RECOMMENDATION 80: The Chief of Police or his delegate appoint, within each TPS division and unit, at least one TPS member formally charged with responsibility for ensuring effective implementation of the recommendations in this Report at the division or unit level.

Topic-specific reviews

RECOMMENDATION 81: In connection with those recommendations above that call for further study, examination and analysis of specific issues:

  1. Stakeholder Input: Where appropriate, the TPS seek to involve representatives of affected stakeholders meaningfully in the work;
  2. Deliverables: The TPS identify specific deliverables sought from those tasked with the work, and a timeframe for delivery; and
  3. Reporting Requirement: There be a regular reporting requirement for any work taking place over an extended period, whereby the senior TPS officer in charge of implementation is kept informed regarding the progress of the work.

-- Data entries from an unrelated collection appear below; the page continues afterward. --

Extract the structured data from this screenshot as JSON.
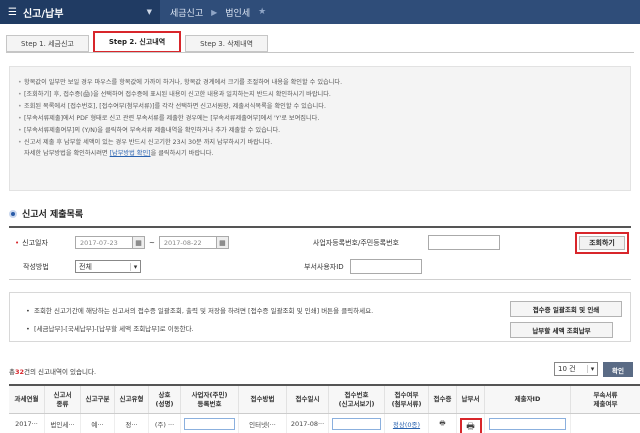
{
  "topnav": {
    "hamburger_icon": "hamburger-icon",
    "menu_label": "신고/납부",
    "crumbs": [
      "세금신고",
      "법인세"
    ]
  },
  "steps": [
    {
      "label": "Step 1. 세금신고",
      "active": false
    },
    {
      "label": "Step 2. 신고내역",
      "active": true
    },
    {
      "label": "Step 3. 삭제내역",
      "active": false
    }
  ],
  "notice": {
    "items": [
      "항목값이 일부만 보일 경우 마우스를 항목값에 가까이 하거나, 항목값 경계에서 크기를 조절하여 내용을 확인할 수 있습니다.",
      "[조회하기] 후, 접수증(🖨)을 선택하여 접수증에 표시된 내용이 신고한 내용과 일치하는지 반드시 확인하시기 바랍니다.",
      "조회된 목록에서 [접수번호], [접수여부(첨부서류)]를 각각 선택하면 신고서원장, 제출서식목록을 확인할 수 있습니다.",
      "[부속서류제출]에서 PDF 형태로 신고 관련 부속서류를 제출한 경우에는 [부속서류제출여부]에서 'Y'로 보여집니다.",
      "[부속서류제출여부]의 (Y/N)을 클릭하여 부속서류 제출내역을 확인하거나 추가 제출할 수 있습니다.",
      "신고서 제출 후 납부할 세액이 있는 경우 반드시 신고기한 23시 30분 까지 납부하시기 바랍니다."
    ],
    "sub_prefix": "자세한 납부방법을 확인하시려면",
    "sub_link": "[납부방법 확인]",
    "sub_suffix": "을 클릭하시기 바랍니다."
  },
  "section_title": "신고서 제출목록",
  "form": {
    "date_label": "신고일자",
    "date_from": "2017-07-23",
    "date_to": "2017-08-22",
    "tilde": "~",
    "biz_no_label": "사업자등록번호/주민등록번호",
    "method_label": "작성방법",
    "method_value": "전체",
    "dept_label": "부서사용자ID",
    "search_button": "조회하기"
  },
  "info": {
    "line1": "조회한 신고기간에 해당하는 신고서의 접수증 일괄조회, 출력 및 저장을 하려면 [접수증 일괄조회 및 인쇄] 버튼을 클릭하세요.",
    "line2": "[세금납부]-[국세납부]-[납부할 세액 조회납부]로 이동한다.",
    "btn_batch": "접수증 일괄조회 및 인쇄",
    "btn_pay": "납부할 세액 조회납부"
  },
  "summary": {
    "prefix": "총",
    "count": "32",
    "suffix": "건의 신고내역이 있습니다.",
    "page_size": "10 건",
    "confirm": "확인"
  },
  "table": {
    "headers": [
      "과세연월",
      "신고서\n종류",
      "신고구분",
      "신고유형",
      "상호\n(성명)",
      "사업자(주민)\n등록번호",
      "접수방법",
      "접수일시",
      "접수번호\n(신고서보기)",
      "접수여부\n(첨부서류)",
      "접수증",
      "납부서",
      "제출자ID",
      "부속서류\n제출여부"
    ],
    "row": [
      "2017···",
      "법인세···",
      "예···",
      "정···",
      "(주) ···",
      "",
      "인터넷(···",
      "2017-08···",
      "",
      "정상(0종)",
      "",
      "",
      "",
      ""
    ]
  }
}
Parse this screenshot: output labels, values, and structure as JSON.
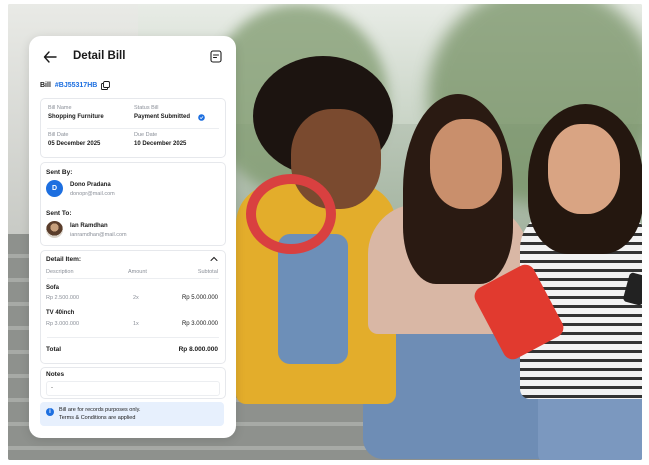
{
  "header": {
    "title": "Detail Bill"
  },
  "bill": {
    "label": "Bill",
    "id": "#BJ55317HB"
  },
  "summary": {
    "bill_name_label": "Bill Name",
    "bill_name": "Shopping Furniture",
    "status_label": "Status Bill",
    "status": "Payment Submitted",
    "bill_date_label": "Bill Date",
    "bill_date": "05 December 2025",
    "due_date_label": "Due Date",
    "due_date": "10 December 2025"
  },
  "parties": {
    "sent_by_label": "Sent By:",
    "sender": {
      "initial": "D",
      "name": "Dono Pradana",
      "email": "donopr@mail.com"
    },
    "sent_to_label": "Sent To:",
    "recipient": {
      "name": "Ian Ramdhan",
      "email": "ianramdhan@mail.com"
    }
  },
  "items": {
    "label": "Detail Item:",
    "columns": [
      "Description",
      "Amount",
      "Subtotal"
    ],
    "rows": [
      {
        "name": "Sofa",
        "price": "Rp 2.500.000",
        "qty": "2x",
        "subtotal": "Rp 5.000.000"
      },
      {
        "name": "TV 40inch",
        "price": "Rp 3.000.000",
        "qty": "1x",
        "subtotal": "Rp 3.000.000"
      }
    ],
    "total_label": "Total",
    "total_value": "Rp 8.000.000"
  },
  "notes": {
    "label": "Notes",
    "value": "-"
  },
  "info": {
    "line1": "Bill are for records purposes only.",
    "line2": "Terms & Conditions are applied"
  },
  "colors": {
    "accent": "#1d6fe0",
    "info_bg": "#e7f0fd"
  }
}
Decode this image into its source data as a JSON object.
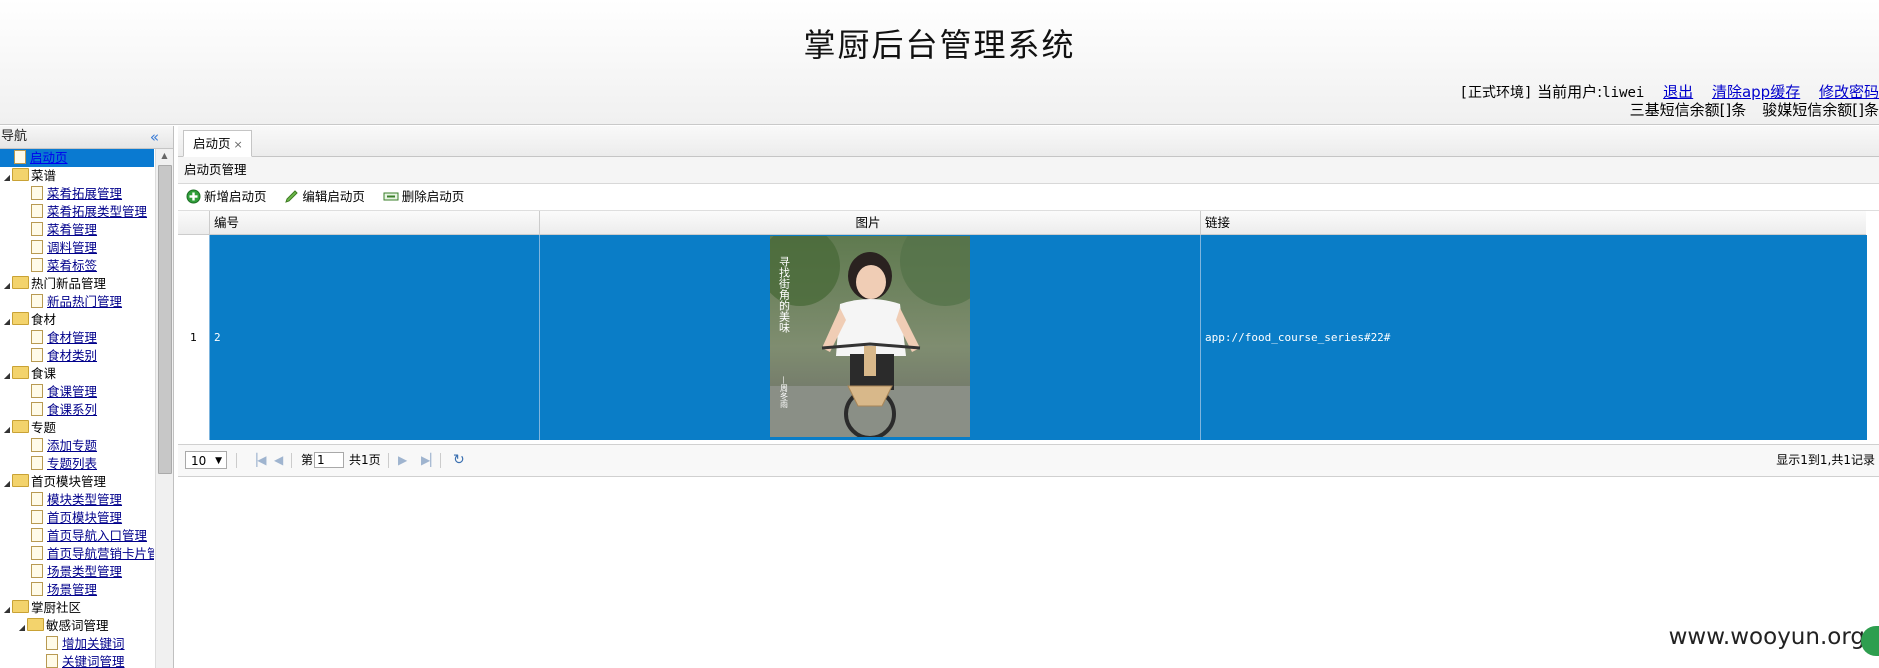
{
  "header": {
    "title": "掌厨后台管理系统",
    "env": "[正式环境]",
    "user_prefix": "当前用户:",
    "user_id": "liwei",
    "logout": "退出",
    "clear_cache": "清除app缓存",
    "change_password": "修改密码",
    "sms_sanji": "三基短信余额[]条",
    "sms_junmei": "骏媒短信余额[]条"
  },
  "nav": {
    "title": "导航",
    "collapse_icon": "«",
    "items": [
      {
        "label": "启动页",
        "type": "file",
        "level": 0,
        "selected": true
      },
      {
        "label": "菜谱",
        "type": "folder",
        "level": 0
      },
      {
        "label": "菜肴拓展管理",
        "type": "file",
        "level": 1
      },
      {
        "label": "菜肴拓展类型管理",
        "type": "file",
        "level": 1
      },
      {
        "label": "菜肴管理",
        "type": "file",
        "level": 1
      },
      {
        "label": "调料管理",
        "type": "file",
        "level": 1
      },
      {
        "label": "菜肴标签",
        "type": "file",
        "level": 1
      },
      {
        "label": "热门新品管理",
        "type": "folder",
        "level": 0
      },
      {
        "label": "新品热门管理",
        "type": "file",
        "level": 1
      },
      {
        "label": "食材",
        "type": "folder",
        "level": 0
      },
      {
        "label": "食材管理",
        "type": "file",
        "level": 1
      },
      {
        "label": "食材类别",
        "type": "file",
        "level": 1
      },
      {
        "label": "食课",
        "type": "folder",
        "level": 0
      },
      {
        "label": "食课管理",
        "type": "file",
        "level": 1
      },
      {
        "label": "食课系列",
        "type": "file",
        "level": 1
      },
      {
        "label": "专题",
        "type": "folder",
        "level": 0
      },
      {
        "label": "添加专题",
        "type": "file",
        "level": 1
      },
      {
        "label": "专题列表",
        "type": "file",
        "level": 1
      },
      {
        "label": "首页模块管理",
        "type": "folder",
        "level": 0
      },
      {
        "label": "模块类型管理",
        "type": "file",
        "level": 1
      },
      {
        "label": "首页模块管理",
        "type": "file",
        "level": 1
      },
      {
        "label": "首页导航入口管理",
        "type": "file",
        "level": 1
      },
      {
        "label": "首页导航营销卡片管",
        "type": "file",
        "level": 1
      },
      {
        "label": "场景类型管理",
        "type": "file",
        "level": 1
      },
      {
        "label": "场景管理",
        "type": "file",
        "level": 1
      },
      {
        "label": "掌厨社区",
        "type": "folder",
        "level": 0
      },
      {
        "label": "敏感词管理",
        "type": "folder",
        "level": 1
      },
      {
        "label": "增加关键词",
        "type": "file",
        "level": 2
      },
      {
        "label": "关键词管理",
        "type": "file",
        "level": 2
      }
    ]
  },
  "tabs": [
    {
      "label": "启动页",
      "close": "×"
    }
  ],
  "panel": {
    "title": "启动页管理",
    "toolbar": {
      "add": "新增启动页",
      "edit": "编辑启动页",
      "delete": "删除启动页"
    }
  },
  "grid": {
    "columns": [
      "编号",
      "图片",
      "链接"
    ],
    "rows": [
      {
        "rownum": "1",
        "id": "2",
        "link": "app://food_course_series#22#",
        "image": "photo-woman-bicycle",
        "poster_text": "寻找街角的美味",
        "poster_author": "—周冬雨"
      }
    ]
  },
  "pager": {
    "page_size": "10",
    "page_prefix": "第",
    "page_value": "1",
    "page_suffix": "共1页",
    "info": "显示1到1,共1记录"
  },
  "watermark": "www.wooyun.org",
  "colors": {
    "selected_row": "#0a7dc7",
    "nav_selected": "#0a7ad1",
    "link": "#0000cc"
  }
}
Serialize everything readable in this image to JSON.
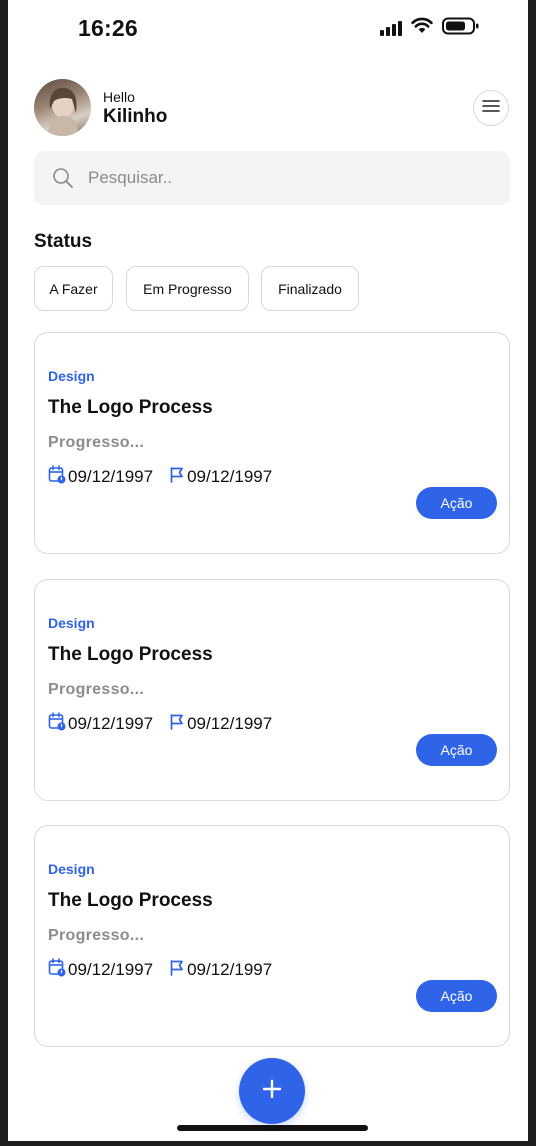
{
  "status_bar": {
    "time": "16:26",
    "icons": [
      "signal-icon",
      "wifi-icon",
      "battery-icon"
    ]
  },
  "header": {
    "greeting": "Hello",
    "user_name": "Kilinho",
    "menu_icon": "hamburger-menu-icon"
  },
  "search": {
    "placeholder": "Pesquisar..",
    "value": "",
    "icon": "search-icon"
  },
  "status_section": {
    "title": "Status",
    "filters": [
      {
        "label": "A Fazer"
      },
      {
        "label": "Em Progresso"
      },
      {
        "label": "Finalizado"
      }
    ]
  },
  "tasks": [
    {
      "category": "Design",
      "title": "The Logo Process",
      "status": "Progresso...",
      "start_date": "09/12/1997",
      "due_date": "09/12/1997",
      "action_label": "Ação"
    },
    {
      "category": "Design",
      "title": "The Logo Process",
      "status": "Progresso...",
      "start_date": "09/12/1997",
      "due_date": "09/12/1997",
      "action_label": "Ação"
    },
    {
      "category": "Design",
      "title": "The Logo Process",
      "status": "Progresso...",
      "start_date": "09/12/1997",
      "due_date": "09/12/1997",
      "action_label": "Ação"
    }
  ],
  "fab": {
    "icon": "plus-icon"
  },
  "colors": {
    "accent": "#2f64e9",
    "muted_text": "#8c8c8c",
    "border": "#d9d9d9",
    "search_bg": "#f4f4f4"
  }
}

Third-party cooperation and relationships

RECOMMENDATION 82: In connection with those recommendations above that call for the TPS to work with outside organizations such as government ministries, hospitals and others, the TPS take a leadership role in forging and fostering the necessary relationships.

RECOMMENDATION 83: The TPS collaborate with academic researchers, hospitals and others to evaluate the effectiveness of TPS initiatives undertaken as a result of this Review, including, where applicable, both quantitative and qualitative evaluations.

Ongoing review

RECOMMENDATION 84: A follow-up review be conducted—whether by TPS personnel, by an independent review body or by committee of interested stakeholders—in five years’ time to assess the degree of success achieved in minimizing the use of lethal force in encounters between the TPS and people in crisis, and to make further recommendations for improvement. I recommend that the results of that review be made public, and that the reviewers be similarly tasked with developing recommendations for implementation.